ROI | stat | pval | holm_pval | significant | |
---|---|---|---|---|---|

0 | Cingulate_Cortex_Area_24a (L) | 0.754901 | 0.003984 | 1.0 | False |

1 | Hypothalamus (R) | 0.664767 | 0.003984 | 1.0 | False |

2 | Amygdalopiriform_Transition_Area (R) | 0.526762 | 0.003984 | 1.0 | False |

3 | Piriform_Cortex (R) | 0.603432 | 0.003984 | 1.0 | False |

4 | Presubiculum (R) | 0.292116 | 0.003984 | 1.0 | False |

We can use pairplots to visualize the embeddings of specific vertices.

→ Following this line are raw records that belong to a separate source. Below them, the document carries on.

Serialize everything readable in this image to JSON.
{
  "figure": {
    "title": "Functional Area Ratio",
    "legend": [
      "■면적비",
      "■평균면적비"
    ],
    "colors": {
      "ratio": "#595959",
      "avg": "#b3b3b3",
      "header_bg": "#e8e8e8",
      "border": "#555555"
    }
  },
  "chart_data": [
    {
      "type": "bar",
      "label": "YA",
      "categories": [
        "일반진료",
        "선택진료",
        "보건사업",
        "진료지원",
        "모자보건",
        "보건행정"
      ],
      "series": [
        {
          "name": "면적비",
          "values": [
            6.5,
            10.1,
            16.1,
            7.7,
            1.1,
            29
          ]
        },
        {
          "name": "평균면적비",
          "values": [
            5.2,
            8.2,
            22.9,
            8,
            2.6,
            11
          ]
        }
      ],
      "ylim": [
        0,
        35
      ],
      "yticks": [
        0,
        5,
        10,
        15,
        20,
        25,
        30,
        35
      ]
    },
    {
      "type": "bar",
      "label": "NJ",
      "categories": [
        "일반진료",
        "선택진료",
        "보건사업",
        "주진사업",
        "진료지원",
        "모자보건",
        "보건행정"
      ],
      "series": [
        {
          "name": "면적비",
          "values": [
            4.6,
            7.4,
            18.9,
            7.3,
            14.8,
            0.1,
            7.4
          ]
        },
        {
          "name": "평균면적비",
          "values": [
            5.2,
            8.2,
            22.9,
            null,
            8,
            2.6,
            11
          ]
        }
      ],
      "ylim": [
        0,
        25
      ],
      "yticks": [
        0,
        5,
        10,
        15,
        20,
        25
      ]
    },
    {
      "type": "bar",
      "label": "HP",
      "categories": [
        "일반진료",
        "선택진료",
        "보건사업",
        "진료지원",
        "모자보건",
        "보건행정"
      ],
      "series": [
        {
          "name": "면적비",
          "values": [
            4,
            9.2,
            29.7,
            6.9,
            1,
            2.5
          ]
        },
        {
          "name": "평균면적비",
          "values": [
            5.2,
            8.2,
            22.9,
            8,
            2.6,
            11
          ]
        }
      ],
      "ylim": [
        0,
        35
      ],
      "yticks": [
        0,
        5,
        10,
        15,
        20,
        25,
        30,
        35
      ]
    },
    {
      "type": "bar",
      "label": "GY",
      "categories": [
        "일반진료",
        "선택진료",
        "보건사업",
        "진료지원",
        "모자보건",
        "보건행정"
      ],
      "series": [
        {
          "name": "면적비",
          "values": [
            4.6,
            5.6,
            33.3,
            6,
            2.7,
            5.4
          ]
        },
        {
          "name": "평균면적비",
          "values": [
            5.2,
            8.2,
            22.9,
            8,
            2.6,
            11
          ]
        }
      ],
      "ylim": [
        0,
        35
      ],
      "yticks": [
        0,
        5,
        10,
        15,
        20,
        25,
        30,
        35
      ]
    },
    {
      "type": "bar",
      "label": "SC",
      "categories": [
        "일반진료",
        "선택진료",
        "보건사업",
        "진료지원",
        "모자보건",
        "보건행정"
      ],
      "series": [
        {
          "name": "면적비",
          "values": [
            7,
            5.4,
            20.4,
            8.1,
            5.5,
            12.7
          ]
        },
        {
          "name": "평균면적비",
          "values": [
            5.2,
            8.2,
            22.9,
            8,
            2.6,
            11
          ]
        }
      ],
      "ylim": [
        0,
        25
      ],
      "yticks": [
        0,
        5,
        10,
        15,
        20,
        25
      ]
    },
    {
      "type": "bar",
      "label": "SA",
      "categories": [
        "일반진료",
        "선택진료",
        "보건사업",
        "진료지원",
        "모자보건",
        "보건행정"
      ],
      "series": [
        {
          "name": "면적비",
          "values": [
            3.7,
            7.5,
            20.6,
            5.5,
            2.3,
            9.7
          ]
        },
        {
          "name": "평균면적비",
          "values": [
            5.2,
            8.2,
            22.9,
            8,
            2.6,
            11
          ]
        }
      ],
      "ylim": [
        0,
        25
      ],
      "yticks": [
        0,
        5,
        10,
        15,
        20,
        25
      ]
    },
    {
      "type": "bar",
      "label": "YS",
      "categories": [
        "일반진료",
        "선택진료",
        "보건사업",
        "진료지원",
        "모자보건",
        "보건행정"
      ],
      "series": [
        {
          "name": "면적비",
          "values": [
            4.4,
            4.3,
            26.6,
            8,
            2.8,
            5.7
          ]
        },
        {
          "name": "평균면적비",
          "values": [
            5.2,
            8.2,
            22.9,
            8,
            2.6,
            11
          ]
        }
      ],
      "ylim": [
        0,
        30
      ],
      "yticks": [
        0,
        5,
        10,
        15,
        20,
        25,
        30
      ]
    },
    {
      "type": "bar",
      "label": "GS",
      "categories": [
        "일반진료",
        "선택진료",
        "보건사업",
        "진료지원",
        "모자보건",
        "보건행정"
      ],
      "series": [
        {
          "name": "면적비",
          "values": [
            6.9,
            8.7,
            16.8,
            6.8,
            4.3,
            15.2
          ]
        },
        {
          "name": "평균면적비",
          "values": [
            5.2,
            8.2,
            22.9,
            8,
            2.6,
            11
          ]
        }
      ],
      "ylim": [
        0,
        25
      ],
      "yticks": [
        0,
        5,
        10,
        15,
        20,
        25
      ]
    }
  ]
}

Below are pairsplots of the corpus callosum from the left and right hemispheres.

```
[13]:
```

```
left = pairplot(
omni_embedding[:, 121 - 1, :3],
mice.labels,
palette=["#e7298a", "#1b9e77", "#d95f02", "#7570b3"],
title="Left Corpus Callosum"
)
```

```
[14]:
```

```
right = pairplot(
omni_embedding[:, 121 + 166 - 1, :3],
mice.labels,
palette=["#e7298a", "#1b9e77", "#d95f02", "#7570b3"],
title="Right Corpus Callosum",
)
```

## Whole-brain Comparisons¶

We can use the results of the omnibus embedding to perform whole-brain comparisons across subjects from different phenotypes.

```
[15]:
```

```
from graspologic.embed import ClassicalMDS
from graspologic.plot import heatmap
```

Two-dimensional representations of each connectome were obtained by using Classical Multidimensional Scaling (`cmds`

) to reduce the dimensionality of the embeddings obtained by `omni`

.

```
[16]:
```

```
# Further reduce embedding dimensionality using cMDS
cmds = ClassicalMDS(2)
cmds_embedding = cmds.fit_transform(omni_embedding)
cmds_embedding = pd.DataFrame(cmds_embedding, columns=["Dimension 1", "Dimension 2"])
cmds_embedding["Genotype"] = mice.labels
# Embedding with BTBR
sns.scatterplot(
x="Dimension 1",
y="Dimension 2",
hue="Genotype",
data=cmds_embedding,
palette=["#e7298a", "#1b9e77", "#d95f02", "#7570b3"],
)
plt.show()
```

```
[17]:
```

```
# Find the dissimilarity between subjects' connectomes using the cMDS embedding
dis = cmds.dissimilarity_matrix_
scaled_dissimilarity = dis / np.max(dis)
heatmap(scaled_dissimilarity,
context="paper",
inner_hier_labels=mice.labels,)
plt.show()
```

Notice that mice from the same genotype are most similar to each other, as expected.